VANCOUVER -- A Salmon Arm man made false or misleading statements about his mortgage investment company, which offered loans to real estate developers, the B.C. Securities Commission is alleging.
The allegations have not yet been proven and a hearing will be scheduled in March.
The BCSC says that Donald Bergman's company, All Canadian Investment Corporation, provided loans to developers of residential and commercial real estate.
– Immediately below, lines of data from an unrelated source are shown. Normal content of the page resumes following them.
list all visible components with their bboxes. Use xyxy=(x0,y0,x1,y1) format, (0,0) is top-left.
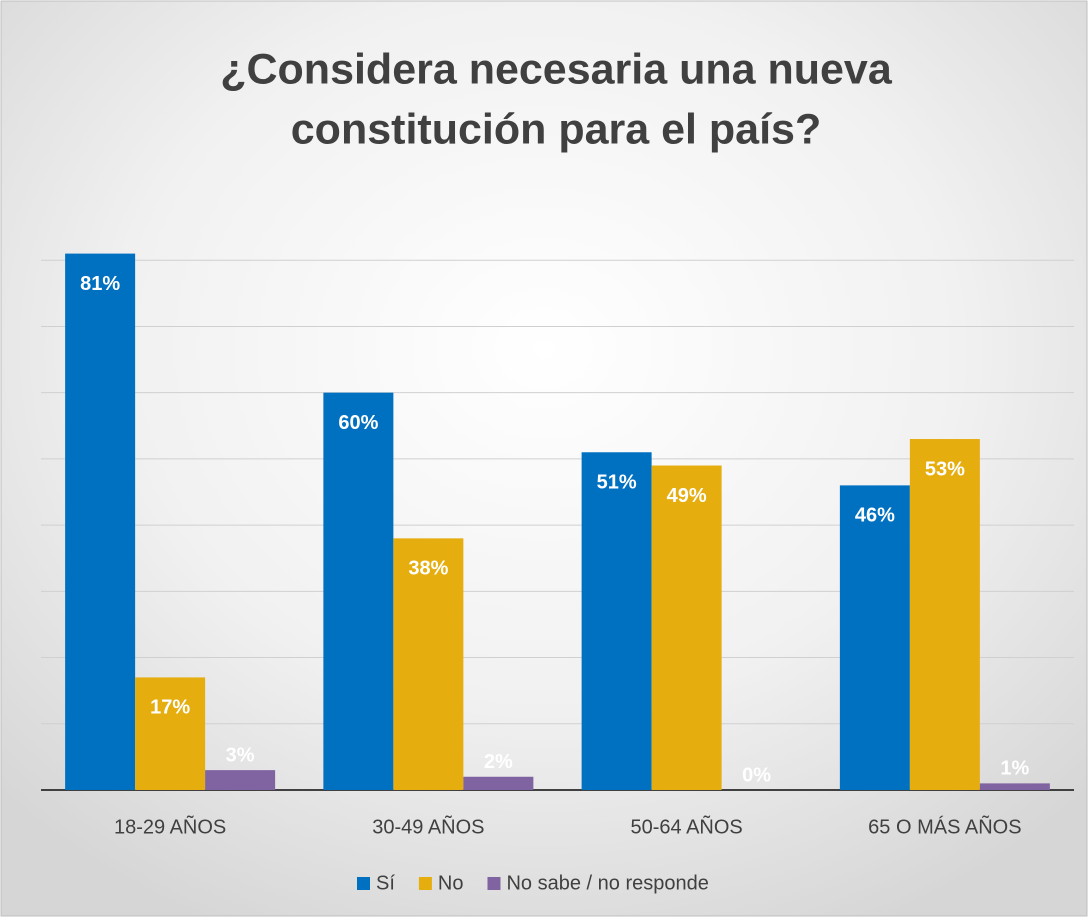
bar xyxy=(651,465,722,790)
bar xyxy=(393,538,464,790)
data-label: 3% xyxy=(226,744,255,766)
chart-title: ¿Considera necesaria una nueva xyxy=(220,45,893,93)
bar xyxy=(323,392,394,790)
data-label: 51% xyxy=(597,472,637,494)
legend-label: No sabe / no responde xyxy=(506,872,708,894)
legend-label: No xyxy=(438,872,464,894)
legend-swatch xyxy=(418,877,432,890)
legend-swatch xyxy=(357,877,370,890)
data-label: 2% xyxy=(484,751,513,773)
data-label: 17% xyxy=(150,697,190,719)
data-label: 53% xyxy=(925,458,965,480)
data-label: 0% xyxy=(742,764,771,786)
x-tick-label: 50-64 AÑOS xyxy=(630,814,742,838)
data-label: 46% xyxy=(855,505,895,527)
chart-title: constitución para el país? xyxy=(291,105,821,153)
data-label: 38% xyxy=(408,558,448,580)
x-tick-label: 65 O MÁS AÑOS xyxy=(868,814,1021,838)
bar xyxy=(839,485,910,790)
legend-label: Sí xyxy=(376,872,395,894)
x-tick-label: 30-49 AÑOS xyxy=(372,814,484,838)
legend-swatch xyxy=(487,877,501,890)
bar xyxy=(909,439,980,790)
data-label: 1% xyxy=(1000,758,1029,780)
data-label: 81% xyxy=(80,273,120,295)
bar xyxy=(135,677,206,790)
bar xyxy=(979,783,1050,790)
data-label: 49% xyxy=(667,485,707,507)
bar xyxy=(65,253,136,791)
x-tick-label: 18-29 AÑOS xyxy=(114,814,226,838)
bar xyxy=(205,770,276,790)
bar xyxy=(463,776,534,790)
bar xyxy=(581,452,652,790)
data-label: 60% xyxy=(338,412,378,434)
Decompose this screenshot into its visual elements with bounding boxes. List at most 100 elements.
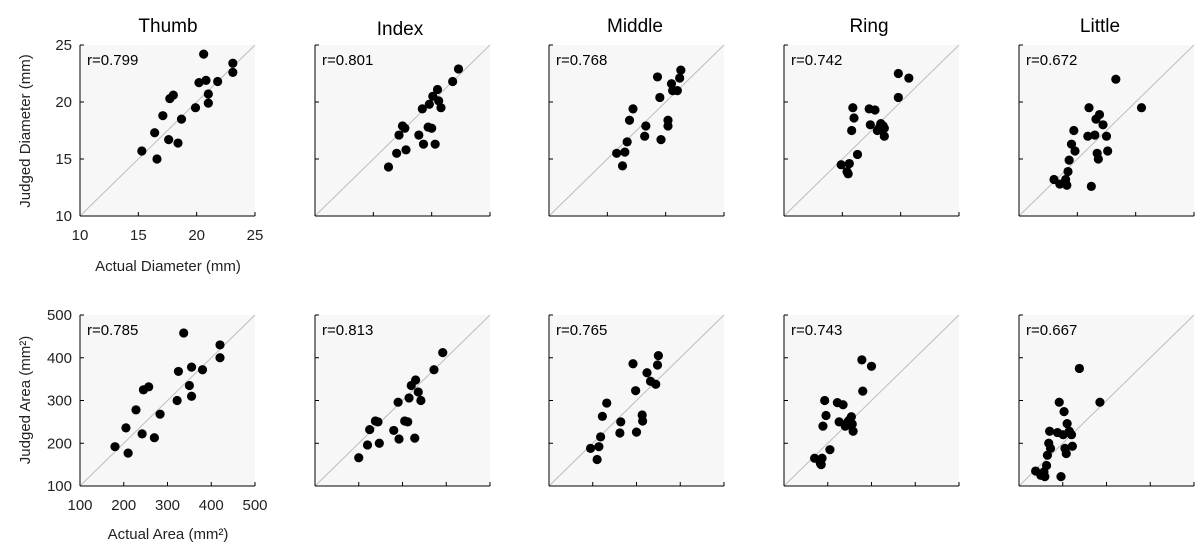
data-point xyxy=(1064,155,1074,165)
data-point xyxy=(418,139,429,149)
data-point xyxy=(131,405,141,415)
data-point xyxy=(642,368,652,378)
panel-title-middle: Middle xyxy=(607,16,663,37)
data-point xyxy=(1086,181,1096,191)
data-point xyxy=(597,411,607,421)
data-point xyxy=(194,78,204,88)
data-point xyxy=(1056,471,1066,482)
data-point xyxy=(400,123,410,133)
data-point xyxy=(846,412,856,422)
data-point xyxy=(858,386,868,396)
y-tick-label: 300 xyxy=(47,393,72,410)
data-point xyxy=(1136,103,1147,113)
data-point xyxy=(844,158,854,169)
x-tick-label: 500 xyxy=(242,497,267,514)
data-point xyxy=(1066,430,1077,440)
data-point xyxy=(1093,154,1103,164)
y-tick-label: 20 xyxy=(55,94,72,111)
data-point xyxy=(1084,103,1094,113)
scatter-panel-7: r=0.765 xyxy=(548,314,725,487)
data-point xyxy=(653,351,663,361)
data-point xyxy=(199,49,209,59)
data-point xyxy=(427,123,437,133)
data-point xyxy=(615,428,625,438)
data-point xyxy=(436,103,446,113)
data-point xyxy=(1111,74,1121,84)
data-point xyxy=(592,454,602,465)
data-point xyxy=(904,73,914,83)
data-point xyxy=(155,409,165,419)
data-point xyxy=(1054,397,1064,407)
data-point xyxy=(394,130,404,140)
data-point xyxy=(416,395,426,406)
identity-line xyxy=(79,314,256,487)
data-point xyxy=(1101,131,1112,141)
data-point xyxy=(847,419,857,429)
correlation-label: r=0.743 xyxy=(791,322,842,339)
data-point xyxy=(893,92,903,103)
data-point xyxy=(1045,443,1056,453)
correlation-label: r=0.765 xyxy=(556,322,607,339)
data-point xyxy=(158,111,168,121)
data-point xyxy=(228,58,238,68)
data-point xyxy=(394,434,404,444)
x-axis-label-diameter: Actual Diameter (mm) xyxy=(95,258,241,275)
data-point xyxy=(392,148,402,158)
correlation-label: r=0.785 xyxy=(87,322,138,339)
data-point xyxy=(203,89,213,99)
scatter-panel-2: r=0.768 xyxy=(548,44,725,217)
data-point xyxy=(651,379,661,389)
identity-line xyxy=(1018,44,1195,217)
data-point xyxy=(640,131,650,141)
x-tick-label: 300 xyxy=(155,497,180,514)
y-axis-label-area: Judged Area (mm²) xyxy=(17,336,34,464)
data-point xyxy=(620,147,630,157)
correlation-label: r=0.813 xyxy=(322,322,373,339)
data-point xyxy=(848,426,858,436)
data-point xyxy=(825,445,835,455)
panel-title-index: Index xyxy=(377,19,424,40)
data-point xyxy=(173,138,183,148)
data-point xyxy=(389,425,399,436)
data-point xyxy=(866,361,877,371)
data-point xyxy=(1083,131,1093,141)
identity-line xyxy=(548,314,725,487)
data-point xyxy=(893,68,903,79)
data-point xyxy=(675,73,685,83)
data-point xyxy=(616,417,626,427)
correlation-label: r=0.801 xyxy=(322,52,373,69)
data-point xyxy=(1069,125,1079,136)
data-point xyxy=(602,398,612,408)
data-point xyxy=(622,137,632,147)
data-point xyxy=(624,115,635,125)
data-point xyxy=(137,146,147,156)
x-tick-label: 20 xyxy=(188,227,205,244)
data-point xyxy=(213,76,223,87)
data-point xyxy=(879,131,889,141)
data-point xyxy=(879,123,889,133)
data-point xyxy=(817,453,827,463)
data-point xyxy=(585,443,596,453)
data-point xyxy=(228,67,238,77)
data-point xyxy=(172,395,182,406)
correlation-label: r=0.768 xyxy=(556,52,607,69)
data-point xyxy=(404,393,414,403)
data-point xyxy=(672,86,682,96)
data-point xyxy=(857,355,867,365)
panel-title-ring: Ring xyxy=(849,16,888,37)
y-tick-label: 200 xyxy=(47,435,72,452)
x-tick-label: 100 xyxy=(67,497,92,514)
data-point xyxy=(383,162,394,172)
data-point xyxy=(1070,146,1080,156)
data-point xyxy=(652,360,663,370)
data-point xyxy=(1103,146,1113,156)
data-point xyxy=(1042,450,1053,460)
data-point xyxy=(663,115,673,125)
data-point xyxy=(197,365,208,375)
data-point xyxy=(655,92,665,103)
x-tick-label: 200 xyxy=(111,497,136,514)
y-tick-label: 15 xyxy=(55,151,72,168)
data-point xyxy=(453,64,464,74)
correlation-label: r=0.742 xyxy=(791,52,842,69)
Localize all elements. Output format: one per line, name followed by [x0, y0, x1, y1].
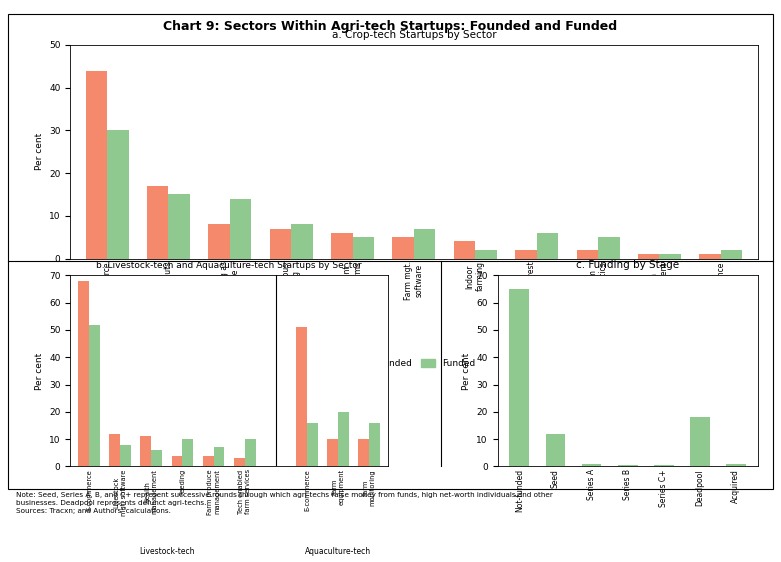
- Bar: [515, 250, 537, 259]
- Bar: [244, 439, 255, 466]
- Bar: [269, 229, 291, 259]
- Bar: [78, 281, 89, 466]
- Bar: [107, 130, 129, 259]
- Y-axis label: Per cent: Per cent: [34, 352, 44, 389]
- Bar: [120, 445, 131, 466]
- Bar: [331, 233, 352, 259]
- Title: b. Livestock-tech and Aquaculture-tech Startups by Sector: b. Livestock-tech and Aquaculture-tech S…: [96, 261, 362, 270]
- Text: Note: Seed, Series A, B, and C+ represent successive rounds through which agri-t: Note: Seed, Series A, B, and C+ represen…: [16, 492, 552, 514]
- Bar: [358, 439, 369, 466]
- Bar: [307, 423, 318, 466]
- Bar: [234, 458, 244, 466]
- Text: Livestock-tech: Livestock-tech: [139, 547, 194, 556]
- Bar: [296, 327, 307, 466]
- Bar: [209, 224, 230, 259]
- Text: Aquaculture-tech: Aquaculture-tech: [305, 547, 371, 556]
- Bar: [576, 250, 598, 259]
- Bar: [369, 423, 380, 466]
- Bar: [86, 71, 107, 259]
- Bar: [230, 199, 251, 259]
- Bar: [721, 250, 742, 259]
- Bar: [152, 450, 162, 466]
- Bar: [598, 237, 619, 259]
- Text: Chart 9: Sectors Within Agri-tech Startups: Founded and Funded: Chart 9: Sectors Within Agri-tech Startu…: [163, 20, 618, 33]
- Bar: [537, 233, 558, 259]
- Bar: [392, 237, 414, 259]
- Bar: [291, 224, 312, 259]
- Bar: [147, 186, 169, 259]
- Bar: [202, 456, 213, 466]
- Bar: [545, 434, 565, 466]
- Bar: [654, 465, 674, 466]
- Bar: [141, 437, 152, 466]
- Bar: [476, 250, 497, 259]
- Bar: [699, 254, 721, 259]
- Bar: [509, 289, 530, 466]
- Bar: [213, 447, 224, 466]
- Bar: [454, 242, 476, 259]
- Bar: [659, 254, 681, 259]
- Bar: [109, 434, 120, 466]
- Bar: [618, 465, 637, 466]
- Bar: [414, 229, 435, 259]
- Bar: [690, 418, 710, 466]
- Bar: [338, 412, 349, 466]
- Bar: [327, 439, 338, 466]
- Bar: [172, 456, 183, 466]
- Title: c. Funding by Stage: c. Funding by Stage: [576, 260, 679, 270]
- Title: a. Crop-tech Startups by Sector: a. Crop-tech Startups by Sector: [332, 30, 496, 40]
- Bar: [352, 237, 374, 259]
- Y-axis label: Per cent: Per cent: [34, 133, 44, 170]
- Legend: Founded, Funded: Founded, Funded: [349, 355, 479, 371]
- Bar: [582, 464, 601, 466]
- Bar: [169, 194, 190, 259]
- Bar: [89, 324, 100, 466]
- Bar: [726, 464, 746, 466]
- Y-axis label: Per cent: Per cent: [462, 352, 471, 389]
- Bar: [183, 439, 194, 466]
- Bar: [638, 254, 659, 259]
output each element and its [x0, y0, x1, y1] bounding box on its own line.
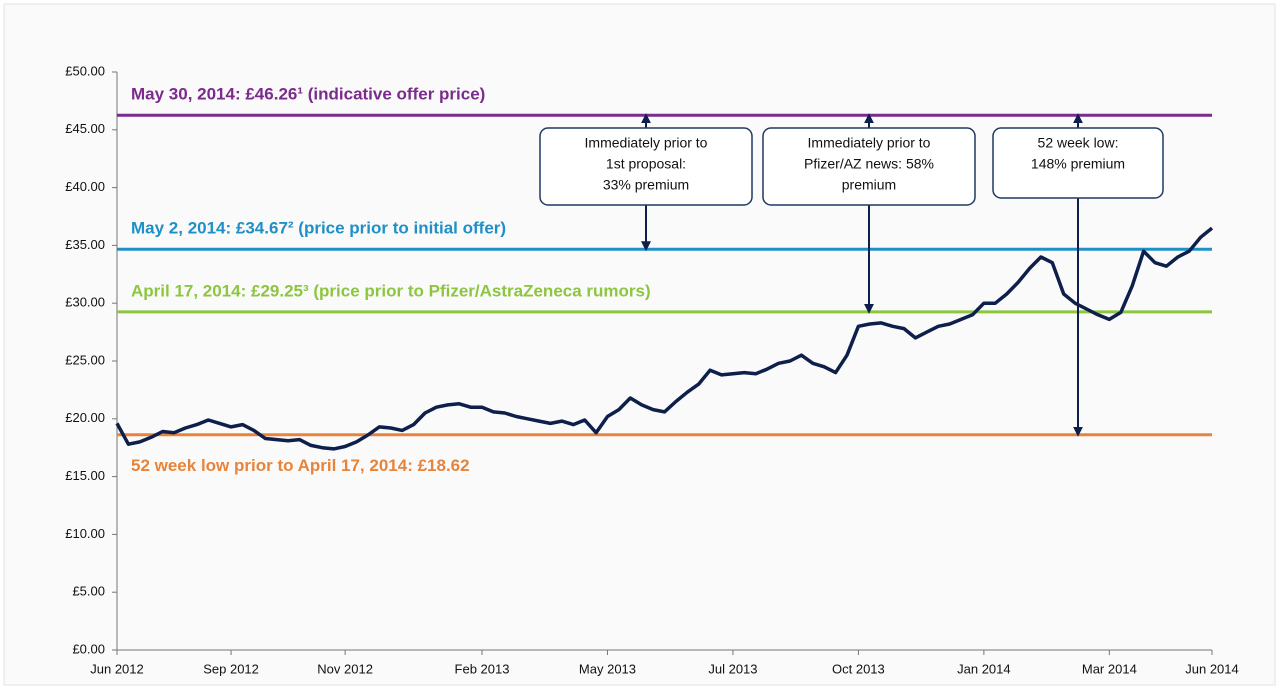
y-tick-label: £20.00	[65, 410, 105, 425]
reference-label: May 2, 2014: £34.67² (price prior to ini…	[131, 219, 506, 238]
price-line	[115, 226, 1214, 451]
reference-label: April 17, 2014: £29.25³ (price prior to …	[131, 281, 651, 300]
y-tick-label: £35.00	[65, 237, 105, 252]
callout-box	[539, 127, 753, 206]
y-tick-label: £25.00	[65, 352, 105, 367]
y-tick-label: £40.00	[65, 179, 105, 194]
x-tick-label: Mar 2014	[1082, 661, 1137, 676]
y-tick-label: £5.00	[72, 584, 105, 599]
callout-box	[762, 127, 976, 206]
x-tick-label: Feb 2013	[455, 661, 510, 676]
y-tick-label: £50.00	[65, 63, 105, 78]
callout-text: 33% premium	[603, 177, 689, 193]
callout-text: Immediately prior to	[585, 135, 708, 151]
x-tick-label: Jul 2013	[708, 661, 757, 676]
callout-text: Pfizer/AZ news: 58%	[804, 156, 934, 172]
callout-text: 1st proposal:	[606, 156, 686, 172]
reference-label: 52 week low prior to April 17, 2014: £18…	[131, 456, 470, 475]
y-tick-label: £45.00	[65, 121, 105, 136]
reference-label: May 30, 2014: £46.26¹ (indicative offer …	[131, 85, 485, 104]
callout-text: Immediately prior to	[808, 135, 931, 151]
x-tick-label: Nov 2012	[317, 661, 373, 676]
callout-text: premium	[842, 177, 896, 193]
y-tick-label: £30.00	[65, 295, 105, 310]
x-tick-label: Jun 2014	[1185, 661, 1239, 676]
x-tick-label: Jun 2012	[90, 661, 144, 676]
y-tick-label: £15.00	[65, 468, 105, 483]
callout-box	[992, 127, 1164, 199]
x-tick-label: Jan 2014	[957, 661, 1011, 676]
y-tick-label: £0.00	[72, 641, 105, 656]
background	[3, 3, 1276, 686]
x-tick-label: Oct 2013	[832, 661, 885, 676]
x-tick-label: May 2013	[579, 661, 636, 676]
callout-text: 52 week low:	[1038, 135, 1119, 151]
callout-text: 148% premium	[1031, 156, 1125, 172]
x-tick-label: Sep 2012	[203, 661, 259, 676]
y-tick-label: £10.00	[65, 526, 105, 541]
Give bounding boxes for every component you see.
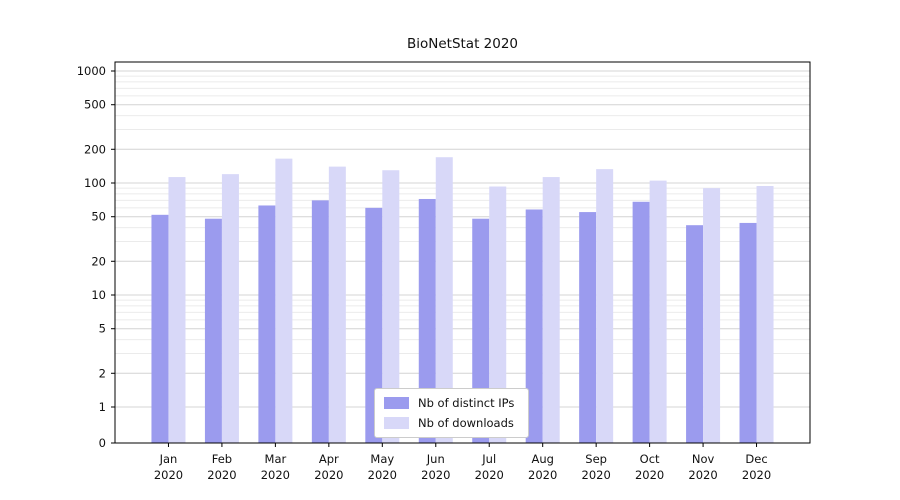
bar-nb-of-downloads-jul-2020: [489, 186, 507, 443]
x-tick-label-month: Oct: [640, 452, 660, 466]
bar-nb-of-distinct-ips-jun-2020: [418, 198, 436, 443]
x-tick-label-year: 2020: [582, 468, 611, 482]
x-tick-label-year: 2020: [742, 468, 771, 482]
plot-border: [114, 61, 811, 444]
x-tick-label-month: May: [370, 452, 394, 466]
x-tick-label-year: 2020: [261, 468, 290, 482]
y-tick-label: 1: [99, 400, 106, 414]
y-tick-label: 50: [91, 210, 106, 224]
bar-nb-of-downloads-jan-2020: [168, 177, 186, 443]
bar-nb-of-downloads-may-2020: [382, 170, 400, 443]
legend: Nb of distinct IPs Nb of downloads: [374, 388, 530, 438]
x-tick-label-year: 2020: [421, 468, 450, 482]
y-tick-label: 10: [91, 288, 106, 302]
bar-nb-of-distinct-ips-jul-2020: [472, 218, 490, 443]
y-tick-label: 200: [84, 142, 106, 156]
y-tick-label: 500: [84, 98, 106, 112]
x-tick-label-month: Sep: [585, 452, 607, 466]
bar-nb-of-downloads-nov-2020: [703, 188, 721, 443]
bar-nb-of-downloads-feb-2020: [221, 174, 239, 443]
bar-nb-of-distinct-ips-feb-2020: [204, 218, 222, 443]
x-tick-label-month: Jan: [159, 452, 178, 466]
bar-nb-of-downloads-jun-2020: [435, 157, 453, 443]
bar-nb-of-distinct-ips-may-2020: [365, 207, 383, 443]
x-tick-label-month: Mar: [265, 452, 287, 466]
x-tick-label-year: 2020: [688, 468, 717, 482]
bar-nb-of-downloads-mar-2020: [275, 158, 293, 444]
bar-nb-of-distinct-ips-nov-2020: [686, 225, 704, 443]
bar-nb-of-distinct-ips-oct-2020: [632, 201, 650, 443]
x-tick-label-year: 2020: [635, 468, 664, 482]
legend-swatch-downloads: [384, 417, 409, 429]
bar-nb-of-distinct-ips-sep-2020: [579, 212, 597, 443]
x-tick-label-year: 2020: [154, 468, 183, 482]
y-tick-label: 2: [99, 366, 106, 380]
y-tick-label: 1000: [77, 64, 106, 78]
legend-item-downloads: Nb of downloads: [384, 416, 514, 430]
bar-nb-of-distinct-ips-dec-2020: [739, 222, 757, 443]
bar-nb-of-distinct-ips-apr-2020: [311, 200, 329, 443]
bar-nb-of-distinct-ips-mar-2020: [258, 205, 276, 443]
bar-nb-of-downloads-apr-2020: [328, 166, 346, 443]
y-tick-label: 5: [99, 322, 106, 336]
x-tick-label-month: Jun: [426, 452, 445, 466]
y-tick-label: 0: [99, 436, 106, 450]
legend-swatch-distinct-ips: [384, 397, 409, 409]
y-tick-label: 20: [91, 254, 106, 268]
x-tick-label-year: 2020: [475, 468, 504, 482]
legend-label-distinct-ips: Nb of distinct IPs: [418, 396, 515, 410]
x-tick-label-month: Dec: [745, 452, 767, 466]
x-tick-label-year: 2020: [314, 468, 343, 482]
x-tick-label-month: Nov: [692, 452, 715, 466]
x-tick-label-month: Apr: [319, 452, 339, 466]
y-tick-label: 100: [84, 176, 106, 190]
bar-nb-of-downloads-aug-2020: [542, 177, 560, 443]
chart-title: BioNetStat 2020: [406, 36, 519, 52]
bar-nb-of-downloads-dec-2020: [756, 186, 774, 443]
x-tick-label-month: Jul: [481, 452, 496, 466]
bar-nb-of-downloads-sep-2020: [596, 169, 614, 444]
x-tick-label-month: Feb: [212, 452, 232, 466]
legend-label-downloads: Nb of downloads: [418, 416, 514, 430]
x-tick-label-year: 2020: [528, 468, 557, 482]
legend-item-distinct-ips: Nb of distinct IPs: [384, 396, 514, 410]
x-tick-label-year: 2020: [207, 468, 236, 482]
bar-nb-of-downloads-oct-2020: [649, 180, 667, 443]
x-tick-label-month: Aug: [531, 452, 553, 466]
x-tick-label-year: 2020: [368, 468, 397, 482]
bar-nb-of-distinct-ips-aug-2020: [525, 209, 543, 443]
bar-nb-of-distinct-ips-jan-2020: [151, 214, 169, 443]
The loans were secured by mortgages on those same properties.
The company was able to raise $1.6 million from over 50 investors, according to the BCSC, through three offering memorandums that explained how the loans would be secured.
The memorandums said the mortgages would be registered with B.C.'s Land Title and Survey Authority, and would be the first or second mortgage on the properties in question.
But, the BCSC alleges, All Canadian Investment Corporation cancelled some of those land title registrations, and some of its mortgage loans were secured by mortgages that fell farther down the list in terms of priority than they had represented.
That means that if the properties had been foreclosed on, other lenders – and not ACIC – would have been first in line to recoup their losses.
Because the some of the loans were not secured as promised, the BCSC is alleging that Bergman and his company made false or misleading statements in the offering memorandums – and investors then made decisions to invest based on those statements.
The BCSC has the power to issue halt trade orders, cease trade orders, can put firms on an investment caution list, and can order companies to repay money they obtained by contravening the Securities Act.